Snow Leopard: Backup confusion re: corrupt files

Discussion in 'macOS' started by sf1776, Jul 17, 2013.

  1. sf1776 macrumors newbie

    Jul 17, 2013
    I've spent several days x many hours per day searching online to find the information I'm looking for, but am not having any luck.

    I have an iMac 24" 9,1 (2009) running 10.6.8 which recently developed some problems -- by all the evidence so far, caused by airflow blockages. It's been thoroughly cleaned (carefully taken apart and put back together) and not acting like it was pre-cleaning, but the trouble experienced (a kernel panic, a number of abrupt shutdowns) appears to have resulted in some file corruption which needs to be further diagnosed, repaired, and may even require either a reinstall or a wipe and then reinstall.

    For instance, my Mail program crashes very early after starting it, with the error log showing the following message every time, although the thread number varies:
    Exception Type: EXC_BAD_ACCESS (SIGBUS)
    Exception Codes: KERN_PROTECTION_FAILURE at 0x0000000124a89ff8
    Crashed Thread: 13 Dispatch queue:

    I mention file corruption in the preferences or permission, based on reading I've done. Seems to me that mail plist file corruption very often requires tricky to fix effectively otherwise.

    Also, there's stuff showing up in Console besides for Mail that points to likely preference / permission corruption. And Font validation showed a list; duplicates, errors, problems..I'm befuddled regarding how to fix anything but duplicates.

    I understand that it COULD be hardware. I haven't run full diagnostics, repairs, etc., but am going to do so immediately after I ensure I have proper backups.

    I DO have a couple of layers of backups - particular files on their own and through Time Machine.

    Based on the reading I've done, I'm not comfortable doing much more in the way of tests, repairs, etc. until I've got another kind of backup, because what I've got is either incomplete (certain files on their own) or is solely dependent upon the Time Machine.

    The TM backups cause me particular concern due to the space allocated for it and realizing that the problems with my machine were happening for long enough before the clean out that the files are suspect. (TM or cloning isn't recommended when there are system problems...but alternatives aren't listed either.)

    I want to do one more backup -- one that ensures I can get critical files WITHOUT restoring corrupted files. So I can pick and choose, in other words.

    To avoid introducing file corruption, I'm willing to do things like setup the Mail program all over again BUT I must have the Messages. I'd LIKE to have my folder structures and I'd LIKE to retain my Rules (filters).

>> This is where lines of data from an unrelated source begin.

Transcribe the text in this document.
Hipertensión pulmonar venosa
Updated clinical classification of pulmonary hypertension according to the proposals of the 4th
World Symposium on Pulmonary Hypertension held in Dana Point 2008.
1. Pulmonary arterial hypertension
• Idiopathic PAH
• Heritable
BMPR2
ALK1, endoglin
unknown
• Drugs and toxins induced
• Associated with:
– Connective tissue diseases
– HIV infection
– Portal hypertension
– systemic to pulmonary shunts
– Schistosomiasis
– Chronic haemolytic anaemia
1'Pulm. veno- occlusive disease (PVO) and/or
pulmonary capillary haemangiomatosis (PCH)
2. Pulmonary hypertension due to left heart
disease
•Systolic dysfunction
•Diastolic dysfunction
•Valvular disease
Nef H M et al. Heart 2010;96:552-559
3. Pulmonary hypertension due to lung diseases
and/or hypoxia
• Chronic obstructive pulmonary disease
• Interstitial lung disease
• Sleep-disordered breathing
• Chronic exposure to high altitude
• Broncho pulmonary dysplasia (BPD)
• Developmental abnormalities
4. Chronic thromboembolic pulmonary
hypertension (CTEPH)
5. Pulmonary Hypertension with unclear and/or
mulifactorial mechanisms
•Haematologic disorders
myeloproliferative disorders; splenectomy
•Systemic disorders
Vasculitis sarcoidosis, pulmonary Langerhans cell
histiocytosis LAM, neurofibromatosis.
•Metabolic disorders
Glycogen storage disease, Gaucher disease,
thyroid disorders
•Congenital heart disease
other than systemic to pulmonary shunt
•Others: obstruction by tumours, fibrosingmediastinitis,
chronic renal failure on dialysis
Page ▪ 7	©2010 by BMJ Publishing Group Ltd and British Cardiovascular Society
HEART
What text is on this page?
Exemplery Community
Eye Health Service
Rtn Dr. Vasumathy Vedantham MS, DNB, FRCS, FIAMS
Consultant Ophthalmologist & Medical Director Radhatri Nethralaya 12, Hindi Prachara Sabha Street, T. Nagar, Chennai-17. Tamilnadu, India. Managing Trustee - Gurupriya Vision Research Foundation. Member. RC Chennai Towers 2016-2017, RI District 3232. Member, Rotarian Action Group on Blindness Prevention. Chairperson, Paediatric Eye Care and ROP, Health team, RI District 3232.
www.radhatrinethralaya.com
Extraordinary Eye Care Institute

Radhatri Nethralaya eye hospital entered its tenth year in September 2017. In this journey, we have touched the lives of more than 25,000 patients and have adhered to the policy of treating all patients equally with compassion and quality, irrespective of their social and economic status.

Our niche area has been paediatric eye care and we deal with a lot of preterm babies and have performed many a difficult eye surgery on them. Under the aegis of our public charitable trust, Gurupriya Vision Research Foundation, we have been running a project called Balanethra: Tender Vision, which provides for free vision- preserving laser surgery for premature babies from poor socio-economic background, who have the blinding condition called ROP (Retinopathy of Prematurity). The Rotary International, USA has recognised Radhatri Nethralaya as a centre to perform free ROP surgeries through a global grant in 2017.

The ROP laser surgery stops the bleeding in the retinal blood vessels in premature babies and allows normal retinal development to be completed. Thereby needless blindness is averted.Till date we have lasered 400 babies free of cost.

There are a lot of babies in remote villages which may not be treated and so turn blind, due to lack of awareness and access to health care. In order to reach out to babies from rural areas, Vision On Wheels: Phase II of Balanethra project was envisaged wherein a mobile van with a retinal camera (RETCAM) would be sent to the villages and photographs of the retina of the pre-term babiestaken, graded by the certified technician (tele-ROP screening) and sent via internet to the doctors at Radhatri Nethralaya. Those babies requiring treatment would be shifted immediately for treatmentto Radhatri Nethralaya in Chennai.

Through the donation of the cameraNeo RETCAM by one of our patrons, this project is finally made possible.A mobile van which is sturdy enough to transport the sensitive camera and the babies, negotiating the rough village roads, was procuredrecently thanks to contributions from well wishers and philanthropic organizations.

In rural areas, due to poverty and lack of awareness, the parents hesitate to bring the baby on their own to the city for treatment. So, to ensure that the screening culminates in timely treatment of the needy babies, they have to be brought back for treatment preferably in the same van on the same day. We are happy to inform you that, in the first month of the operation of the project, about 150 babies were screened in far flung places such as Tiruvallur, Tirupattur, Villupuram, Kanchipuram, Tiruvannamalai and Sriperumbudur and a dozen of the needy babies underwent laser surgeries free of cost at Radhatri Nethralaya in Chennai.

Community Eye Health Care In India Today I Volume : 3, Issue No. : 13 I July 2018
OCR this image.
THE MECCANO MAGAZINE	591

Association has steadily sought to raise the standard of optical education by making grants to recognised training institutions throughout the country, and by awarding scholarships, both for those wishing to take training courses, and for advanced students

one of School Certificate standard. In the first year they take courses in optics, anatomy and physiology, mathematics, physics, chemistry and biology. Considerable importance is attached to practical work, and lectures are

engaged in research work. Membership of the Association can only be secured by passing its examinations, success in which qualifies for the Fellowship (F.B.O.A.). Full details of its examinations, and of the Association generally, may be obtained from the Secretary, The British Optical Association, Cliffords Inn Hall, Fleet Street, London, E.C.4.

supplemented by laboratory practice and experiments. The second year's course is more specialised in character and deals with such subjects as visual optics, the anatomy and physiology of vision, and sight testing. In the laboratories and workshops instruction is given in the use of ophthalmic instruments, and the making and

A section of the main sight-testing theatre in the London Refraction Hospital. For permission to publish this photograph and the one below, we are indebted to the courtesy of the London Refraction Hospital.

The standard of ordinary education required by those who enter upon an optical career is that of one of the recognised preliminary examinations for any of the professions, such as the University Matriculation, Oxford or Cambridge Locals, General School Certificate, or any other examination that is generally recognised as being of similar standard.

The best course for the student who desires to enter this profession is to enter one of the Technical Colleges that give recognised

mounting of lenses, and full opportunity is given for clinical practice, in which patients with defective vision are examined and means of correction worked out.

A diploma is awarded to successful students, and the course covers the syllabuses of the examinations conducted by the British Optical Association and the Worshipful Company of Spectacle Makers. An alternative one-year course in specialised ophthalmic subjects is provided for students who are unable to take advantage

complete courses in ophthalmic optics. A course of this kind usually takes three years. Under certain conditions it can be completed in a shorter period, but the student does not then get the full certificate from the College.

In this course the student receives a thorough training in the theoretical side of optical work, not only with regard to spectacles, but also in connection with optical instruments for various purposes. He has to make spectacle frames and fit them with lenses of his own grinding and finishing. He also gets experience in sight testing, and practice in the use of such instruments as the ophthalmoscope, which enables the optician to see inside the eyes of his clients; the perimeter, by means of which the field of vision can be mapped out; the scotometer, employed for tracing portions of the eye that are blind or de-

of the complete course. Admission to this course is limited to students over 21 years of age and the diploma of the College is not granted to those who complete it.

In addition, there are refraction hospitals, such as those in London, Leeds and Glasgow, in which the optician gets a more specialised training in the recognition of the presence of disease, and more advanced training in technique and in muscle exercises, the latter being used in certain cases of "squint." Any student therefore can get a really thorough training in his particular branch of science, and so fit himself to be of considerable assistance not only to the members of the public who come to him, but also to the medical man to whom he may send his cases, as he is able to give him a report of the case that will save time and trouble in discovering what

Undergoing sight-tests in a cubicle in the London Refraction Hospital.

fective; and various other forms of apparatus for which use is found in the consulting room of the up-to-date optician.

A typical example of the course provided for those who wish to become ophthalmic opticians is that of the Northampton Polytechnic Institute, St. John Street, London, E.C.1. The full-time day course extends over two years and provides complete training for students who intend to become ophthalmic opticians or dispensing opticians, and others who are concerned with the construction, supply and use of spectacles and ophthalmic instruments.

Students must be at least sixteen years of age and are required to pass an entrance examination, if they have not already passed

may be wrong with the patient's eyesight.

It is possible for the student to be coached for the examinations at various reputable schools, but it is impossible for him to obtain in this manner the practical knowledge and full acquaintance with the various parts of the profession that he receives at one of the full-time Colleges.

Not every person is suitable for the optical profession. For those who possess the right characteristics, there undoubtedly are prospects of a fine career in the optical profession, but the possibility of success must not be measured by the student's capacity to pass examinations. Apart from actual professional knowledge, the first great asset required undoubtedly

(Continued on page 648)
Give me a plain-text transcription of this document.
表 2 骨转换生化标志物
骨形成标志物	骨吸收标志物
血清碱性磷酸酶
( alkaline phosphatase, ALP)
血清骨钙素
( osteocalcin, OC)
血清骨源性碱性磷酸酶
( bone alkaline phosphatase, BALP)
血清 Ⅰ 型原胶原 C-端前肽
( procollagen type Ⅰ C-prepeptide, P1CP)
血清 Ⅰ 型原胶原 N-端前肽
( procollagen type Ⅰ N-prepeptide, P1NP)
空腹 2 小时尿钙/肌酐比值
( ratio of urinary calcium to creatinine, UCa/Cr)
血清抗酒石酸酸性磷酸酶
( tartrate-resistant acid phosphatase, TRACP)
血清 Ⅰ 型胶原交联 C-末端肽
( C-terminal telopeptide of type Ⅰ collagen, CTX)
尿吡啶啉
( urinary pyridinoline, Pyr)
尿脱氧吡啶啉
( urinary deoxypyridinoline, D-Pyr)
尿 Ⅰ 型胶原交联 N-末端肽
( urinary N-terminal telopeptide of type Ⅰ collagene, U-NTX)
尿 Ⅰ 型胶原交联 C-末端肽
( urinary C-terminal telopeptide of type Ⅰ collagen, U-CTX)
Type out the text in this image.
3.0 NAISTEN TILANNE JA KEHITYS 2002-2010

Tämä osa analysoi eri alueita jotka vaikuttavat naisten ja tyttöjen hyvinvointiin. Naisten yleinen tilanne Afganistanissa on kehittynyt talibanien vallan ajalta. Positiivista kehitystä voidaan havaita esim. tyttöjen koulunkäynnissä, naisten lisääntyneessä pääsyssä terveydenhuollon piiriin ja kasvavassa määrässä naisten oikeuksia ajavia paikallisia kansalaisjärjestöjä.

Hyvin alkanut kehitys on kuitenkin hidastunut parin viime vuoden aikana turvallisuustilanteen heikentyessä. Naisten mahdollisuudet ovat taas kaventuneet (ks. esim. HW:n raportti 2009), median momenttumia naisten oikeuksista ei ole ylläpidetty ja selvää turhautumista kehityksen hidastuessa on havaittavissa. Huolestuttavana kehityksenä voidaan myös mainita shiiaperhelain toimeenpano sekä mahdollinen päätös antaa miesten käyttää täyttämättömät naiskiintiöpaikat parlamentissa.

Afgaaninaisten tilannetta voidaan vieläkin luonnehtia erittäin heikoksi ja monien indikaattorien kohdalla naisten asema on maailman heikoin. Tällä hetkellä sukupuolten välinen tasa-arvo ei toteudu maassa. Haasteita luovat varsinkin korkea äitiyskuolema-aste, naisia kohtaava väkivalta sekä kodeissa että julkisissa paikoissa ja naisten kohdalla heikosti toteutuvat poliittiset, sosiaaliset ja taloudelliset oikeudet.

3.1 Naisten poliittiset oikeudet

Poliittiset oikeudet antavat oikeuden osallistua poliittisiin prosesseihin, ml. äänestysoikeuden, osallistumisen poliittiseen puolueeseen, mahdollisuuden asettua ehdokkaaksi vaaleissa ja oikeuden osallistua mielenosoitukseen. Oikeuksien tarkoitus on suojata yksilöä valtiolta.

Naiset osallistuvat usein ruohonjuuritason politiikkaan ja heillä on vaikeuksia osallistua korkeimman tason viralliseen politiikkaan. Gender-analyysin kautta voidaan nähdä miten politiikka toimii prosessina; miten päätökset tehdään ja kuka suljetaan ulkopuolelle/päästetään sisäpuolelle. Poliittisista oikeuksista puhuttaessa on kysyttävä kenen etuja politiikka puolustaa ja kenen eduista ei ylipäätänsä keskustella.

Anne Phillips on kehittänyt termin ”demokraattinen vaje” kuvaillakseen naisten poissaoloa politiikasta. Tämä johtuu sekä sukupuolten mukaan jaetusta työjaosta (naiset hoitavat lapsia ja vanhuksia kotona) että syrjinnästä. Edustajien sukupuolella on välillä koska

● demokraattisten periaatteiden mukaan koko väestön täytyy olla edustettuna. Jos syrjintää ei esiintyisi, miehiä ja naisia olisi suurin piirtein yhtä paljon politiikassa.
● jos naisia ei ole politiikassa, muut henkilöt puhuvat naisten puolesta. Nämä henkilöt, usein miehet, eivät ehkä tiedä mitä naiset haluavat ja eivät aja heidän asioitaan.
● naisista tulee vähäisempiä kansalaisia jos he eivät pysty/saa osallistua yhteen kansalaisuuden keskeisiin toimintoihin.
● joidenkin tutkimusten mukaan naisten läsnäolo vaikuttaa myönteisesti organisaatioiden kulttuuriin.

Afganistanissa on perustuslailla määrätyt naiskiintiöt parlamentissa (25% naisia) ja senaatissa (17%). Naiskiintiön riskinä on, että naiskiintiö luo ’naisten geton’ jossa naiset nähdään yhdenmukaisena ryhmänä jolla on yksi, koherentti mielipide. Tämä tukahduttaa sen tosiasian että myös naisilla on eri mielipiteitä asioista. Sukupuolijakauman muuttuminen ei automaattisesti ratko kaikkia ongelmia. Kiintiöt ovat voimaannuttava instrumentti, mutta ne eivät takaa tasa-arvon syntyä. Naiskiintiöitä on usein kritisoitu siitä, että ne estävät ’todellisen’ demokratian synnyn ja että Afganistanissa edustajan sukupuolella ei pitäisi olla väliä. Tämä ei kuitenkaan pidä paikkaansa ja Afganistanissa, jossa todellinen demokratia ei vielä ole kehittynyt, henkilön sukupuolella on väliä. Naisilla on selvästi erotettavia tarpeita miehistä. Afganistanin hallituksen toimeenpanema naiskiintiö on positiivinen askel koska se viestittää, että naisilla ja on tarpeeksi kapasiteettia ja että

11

    Does anyone have any advice on HOW to make a backup so that I can pick and choose specific files, preferences, and permissions to restore or avoid IF I do need to totally wipe the disk and start over, or if it does turn out to be hardware. In other words, one that enables me to ensure I don't lose data/files but avoids reintroducing corruption.

    Please take it easy on me, if you would. I've been migrating away from Windows towers and spent my first couple of Mac years with literally ZERO trouble until the past couple of months - an entirely unfamiliar computer experience - and now see that I was NOT being realistic nor educating myself in advance of the inevitable issues that ARE going to arise when machines age.

    I'm trying to avoid spending funds on backup software right now because we have TWO iMacs having problems at the same time and have spent and will spend money on parts (new hard drive, new RAM, new sensors - and new front glass [mishap in repair] in the other one).
  2. Weaselboy Moderator


    Staff Member

    Jan 23, 2005
    There is not any tool that will magically ID what might be corrupt and what is not, and automate this for you. But you can use the free 30-day trial version of the app Carbon Copy Cloner to make a copy of your drive/data on an external drive then use that copy to manually drag/copy things back to the main drive once you get things straightened out.

    Have you run verify disk in Disk Utility to see if that reports drive problems? You also might want to run the Apple Hardware Test.
  3. BrianBaughn macrumors 603


    Feb 13, 2011
    Baltimore, Maryland
    Easy to check would be your RAM. Take a module out to check the other one (I'm thinking there should be two in that model). They don't go bad often but I've seen it in the last month on a model about that old.